Absenteeism, particularly among athletes, is typically defined as absence from training or competition due to illness or injury [
29]. In a competitive environment such as professional football, there is a potential cost to the club team derived from that situation (illnesses and/or injuries, psychological momentum, etc.), and the athlete may lose their position on the team. Our results support a low absenteeism rate for athletes during the winter of 2024–2025 due to viral respiratory infections, and all cases of absence followed suggestions from medical staff to prevent the possibility of spreading the disease to players and staff.
Importantly, 90% of the recorded cases in our study were symptomatic. This contrasts with findings from previous PCR-based studies, where a majority of positive cases were asymptomatic. This highlights the role of symptom-based testing strategies in resource-limited settings. While molecular tests remain the gold standard, our findings support the practicality and value of rapid antigen testing in sports environments lacking advanced diagnostic infrastructure [
14]. Since it enables the prompt identification and distinction of primary respiratory infections, the simultaneous detection of numerous pathogens utilizing particular quick tests is essential. In workplaces where molecular testing may not be available, rapid antigen tests provide a useful substitute for prompt diagnosis. In the present study, the confirmation of illness was based on a combination of clinical symptoms and RADTs’ results.

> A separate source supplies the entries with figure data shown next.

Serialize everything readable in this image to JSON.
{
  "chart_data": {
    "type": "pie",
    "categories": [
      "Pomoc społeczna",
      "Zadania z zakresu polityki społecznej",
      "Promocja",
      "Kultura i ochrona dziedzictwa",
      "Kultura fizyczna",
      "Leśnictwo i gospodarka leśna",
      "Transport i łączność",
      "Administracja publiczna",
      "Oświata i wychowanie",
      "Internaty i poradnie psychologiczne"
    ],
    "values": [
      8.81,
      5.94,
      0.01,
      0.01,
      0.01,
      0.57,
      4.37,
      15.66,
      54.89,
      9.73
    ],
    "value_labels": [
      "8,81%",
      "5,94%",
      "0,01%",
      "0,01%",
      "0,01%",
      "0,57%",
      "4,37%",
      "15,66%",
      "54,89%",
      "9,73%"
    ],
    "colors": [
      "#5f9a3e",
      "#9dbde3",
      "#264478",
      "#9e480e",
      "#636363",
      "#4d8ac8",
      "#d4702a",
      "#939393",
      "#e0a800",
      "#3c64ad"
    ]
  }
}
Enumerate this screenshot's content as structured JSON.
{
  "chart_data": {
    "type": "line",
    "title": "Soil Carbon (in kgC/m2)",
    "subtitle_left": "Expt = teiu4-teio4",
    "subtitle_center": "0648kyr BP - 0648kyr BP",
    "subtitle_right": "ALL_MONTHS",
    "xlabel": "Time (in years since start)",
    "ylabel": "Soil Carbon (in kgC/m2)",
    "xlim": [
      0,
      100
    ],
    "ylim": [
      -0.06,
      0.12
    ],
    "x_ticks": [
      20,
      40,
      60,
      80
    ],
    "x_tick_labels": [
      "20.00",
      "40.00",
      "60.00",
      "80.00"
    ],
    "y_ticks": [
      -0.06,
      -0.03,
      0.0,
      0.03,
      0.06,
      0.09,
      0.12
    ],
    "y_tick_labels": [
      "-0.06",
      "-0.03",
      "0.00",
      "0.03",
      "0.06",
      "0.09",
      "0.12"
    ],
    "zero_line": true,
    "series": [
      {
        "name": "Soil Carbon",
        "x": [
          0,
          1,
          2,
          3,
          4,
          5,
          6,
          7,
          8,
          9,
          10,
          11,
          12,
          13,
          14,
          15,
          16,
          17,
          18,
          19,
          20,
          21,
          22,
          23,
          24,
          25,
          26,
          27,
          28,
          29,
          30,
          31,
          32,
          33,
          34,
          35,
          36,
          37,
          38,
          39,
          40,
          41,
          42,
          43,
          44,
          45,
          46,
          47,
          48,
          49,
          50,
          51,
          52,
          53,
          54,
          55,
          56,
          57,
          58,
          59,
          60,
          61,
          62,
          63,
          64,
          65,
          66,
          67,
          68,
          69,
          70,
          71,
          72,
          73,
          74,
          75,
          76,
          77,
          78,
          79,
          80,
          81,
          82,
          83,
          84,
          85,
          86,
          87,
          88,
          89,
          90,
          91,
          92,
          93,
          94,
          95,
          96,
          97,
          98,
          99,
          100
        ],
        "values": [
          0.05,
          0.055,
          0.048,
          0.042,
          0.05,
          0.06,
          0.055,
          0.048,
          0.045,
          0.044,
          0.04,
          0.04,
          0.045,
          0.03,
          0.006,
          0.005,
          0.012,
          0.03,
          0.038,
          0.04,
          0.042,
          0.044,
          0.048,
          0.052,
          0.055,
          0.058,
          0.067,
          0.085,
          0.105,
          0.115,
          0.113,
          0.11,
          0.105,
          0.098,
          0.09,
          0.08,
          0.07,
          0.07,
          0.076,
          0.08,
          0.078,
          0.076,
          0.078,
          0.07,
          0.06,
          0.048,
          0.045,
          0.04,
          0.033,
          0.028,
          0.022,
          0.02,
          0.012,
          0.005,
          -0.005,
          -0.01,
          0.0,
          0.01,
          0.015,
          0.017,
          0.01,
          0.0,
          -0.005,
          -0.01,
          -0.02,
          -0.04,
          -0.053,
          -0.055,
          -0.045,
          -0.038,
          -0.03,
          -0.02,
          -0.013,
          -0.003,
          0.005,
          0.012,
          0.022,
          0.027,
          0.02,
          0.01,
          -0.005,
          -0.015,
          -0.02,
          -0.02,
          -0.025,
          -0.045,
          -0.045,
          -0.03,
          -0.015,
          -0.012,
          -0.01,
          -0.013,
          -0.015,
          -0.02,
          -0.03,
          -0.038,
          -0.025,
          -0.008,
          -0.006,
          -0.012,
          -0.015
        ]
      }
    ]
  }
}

Multiple rapid testing is not just a health intervention but a strategic asset in managing the safety, continuity, and resilience of workplaces and sports ecosystems. It enables a proactive response, protects human capital, and sustains organizational operations in the face of infectious threats. Although many infection control measures are well-established and widely recognized, adherence to these protocols is critical to the overall effectiveness of mitigation strategies. Historically, compliance has been monitored and enforced by football federations; however, this responsibility should now be distributed among athletes, medical and support personnel, team officials, and technical staff. The most significant advancement to be emphasized is that the success of future infection prevention efforts is fundamentally dependent on the consistent commitment and compliance of all participants and attendees in implementing these countermeasures. In conclusion, our study demonstrates that implementing a rapid, low-cost surveillance system using point-of-care tests can effectively monitor respiratory infections in elite athlete populations. This approach not only supports athlete health and performance but also aligns with broader public health goals for the early detection and containment of respiratory viral pathogens. To enhance the present results, in future, further investigations need to include all professional football teams in Cyprus with expanded parameters like vaccination coverage for vaccine-preventable diseases and illness detection with abbreviated symptom questionnaires; biochemical assessments should be performed by the team physicians or by medical staff.